Enable the aws app for the project, then add an aws subagent in Project Settings → Subagentsone instance per connected account. Pick the account's credentials secret in the instance config, and optionally tune:

  • regions — which regions to watch (default us-east-1).
  • reportHourUtc — when the daily report publishes.
  • severityFloor — minimum Security Hub severity that opens an incident (default HIGH).
  • costSpikePercent / costFloorUsd — how big a daily cost move must be, in percent and dollars, before it's flagged.
  • errorRateMultiplier / errorMinCount — how far above its own baseline a resource's 5xx count must be.
  • ignore — substrings to suppress (resource names, finding titles, event names, principals).

Per-account instances mean per-account tuning: prod can check every 15 minutes with strict thresholds while dev checks hourly and ignores small cost swings. The instance's instructions field steers judgment in plain English — e.g. "never alert on the load-test stack; cost spikes in SageMaker are expected this month."
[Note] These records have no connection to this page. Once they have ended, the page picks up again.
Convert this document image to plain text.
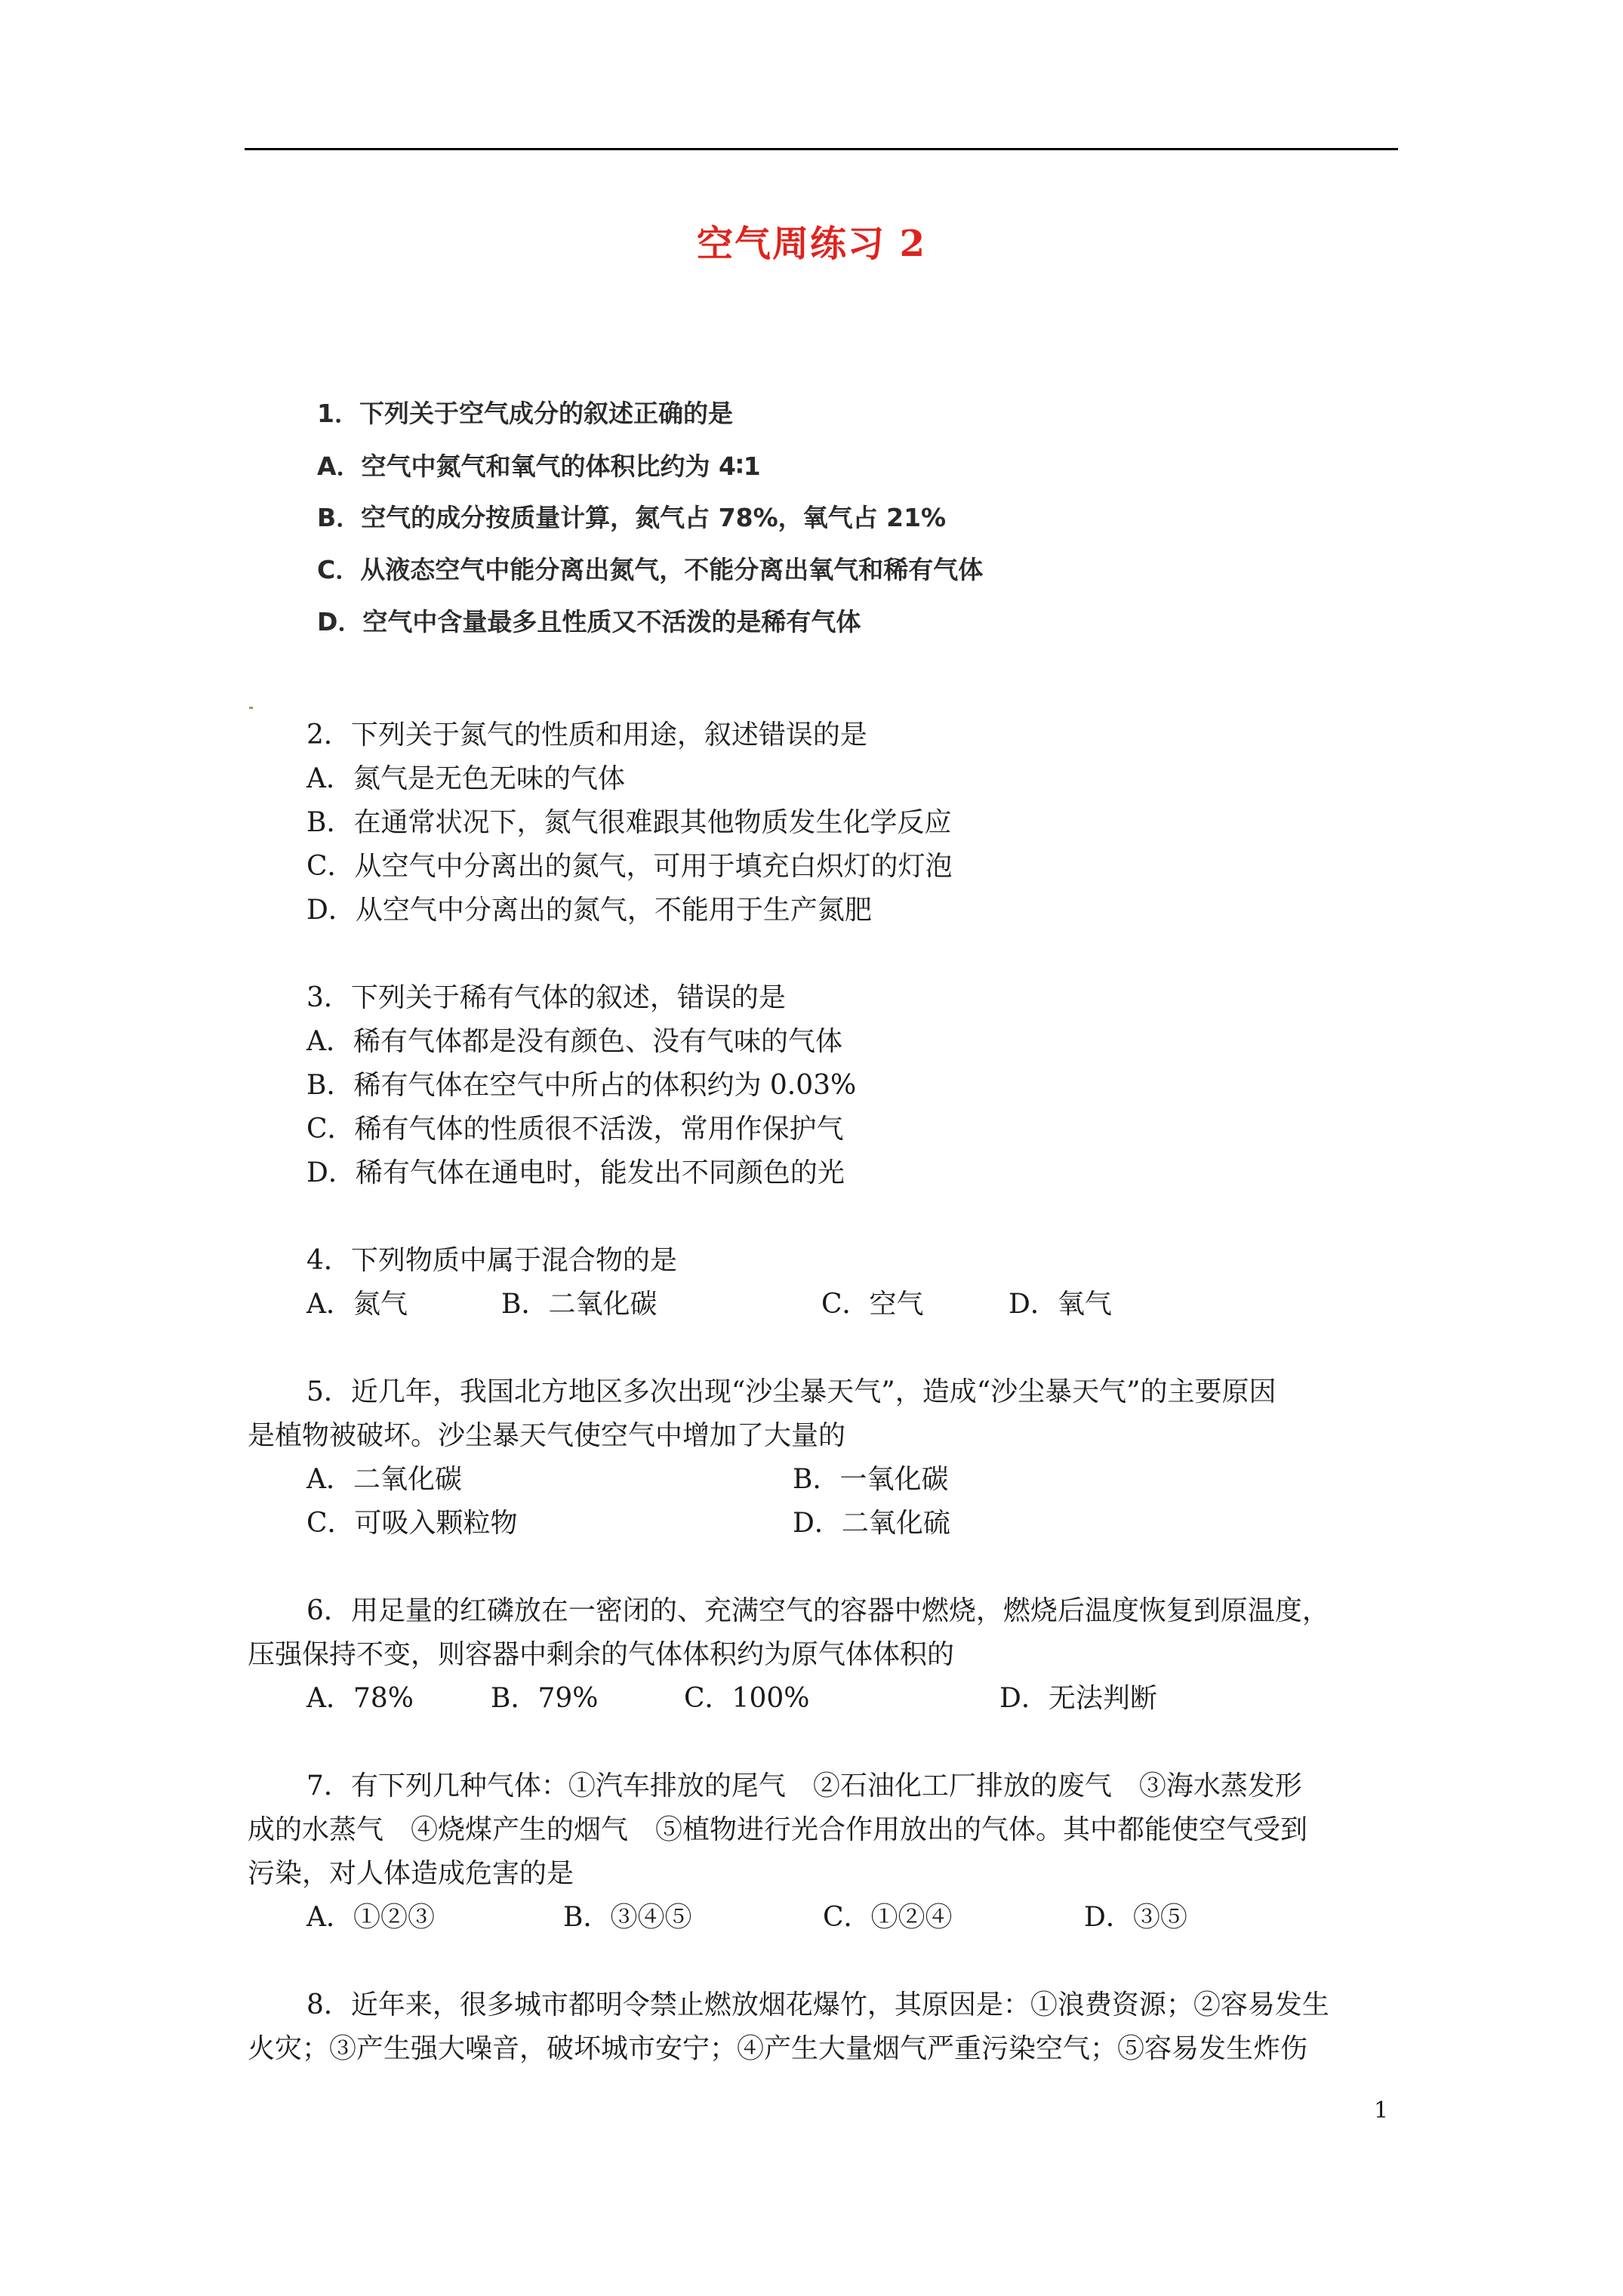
空气周练习 2
1．下列关于空气成分的叙述正确的是
A．空气中氮气和氧气的体积比约为 4∶1
B．空气的成分按质量计算，氮气占 78%，氧气占 21%
C．从液态空气中能分离出氮气，不能分离出氧气和稀有气体
D．空气中含量最多且性质又不活泼的是稀有气体
2．下列关于氮气的性质和用途，叙述错误的是
A．氮气是无色无味的气体
B．在通常状况下，氮气很难跟其他物质发生化学反应
C．从空气中分离出的氮气，可用于填充白炽灯的灯泡
D．从空气中分离出的氮气，不能用于生产氮肥
3．下列关于稀有气体的叙述，错误的是
A．稀有气体都是没有颜色、没有气味的气体
B．稀有气体在空气中所占的体积约为 0.03%
C．稀有气体的性质很不活泼，常用作保护气
D．稀有气体在通电时，能发出不同颜色的光
4．下列物质中属于混合物的是
A．氮气	B．二氧化碳	C．空气	D．氧气
5．近几年，我国北方地区多次出现“沙尘暴天气”，造成“沙尘暴天气”的主要原因
是植物被破坏。沙尘暴天气使空气中增加了大量的
A．二氧化碳	B．一氧化碳
C．可吸入颗粒物	D．二氧化硫
6．用足量的红磷放在一密闭的、充满空气的容器中燃烧，燃烧后温度恢复到原温度，
压强保持不变，则容器中剩余的气体体积约为原气体体积的
A．78%	B．79%	C．100%	D．无法判断
7．有下列几种气体：①汽车排放的尾气　②石油化工厂排放的废气　③海水蒸发形
成的水蒸气　④烧煤产生的烟气　⑤植物进行光合作用放出的气体。其中都能使空气受到
污染，对人体造成危害的是
A．①②③	B．③④⑤	C．①②④	D．③⑤
8．近年来，很多城市都明令禁止燃放烟花爆竹，其原因是：①浪费资源；②容易发生
火灾；③产生强大噪音，破坏城市安宁；④产生大量烟气严重污染空气；⑤容易发生炸伤
1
How it decides what's a real issue

Everything is compared against the account's own history, not fixed thresholds:

  • Errors — each resource's 5xx count is checked against its trailing 7-day baseline. An alert needs to clear a multiple of that baseline and an absolute minimum count, so three errors against a baseline of one stays quiet, and a real spike doesn't.
  • Cost — each service's daily spend is compared to its trailing 7-day median; both a percentage and a dollar floor must be crossed. AWS Cost Anomaly Detection results pass straight through when you have it enabled.
  • Changes — routine churn is filtered out deterministically; only tripwire events alert immediately, and everything else is summarized in the daily report so nothing disappears silently.
  • Whatever passes those gates gets one final pass against your instructions before it reaches the feed. Suppressed items still appear in the daily report.

Open incidents don't re-alert — they gain new beats if things get materially worse, and resolve themselves when the metrics return to baseline.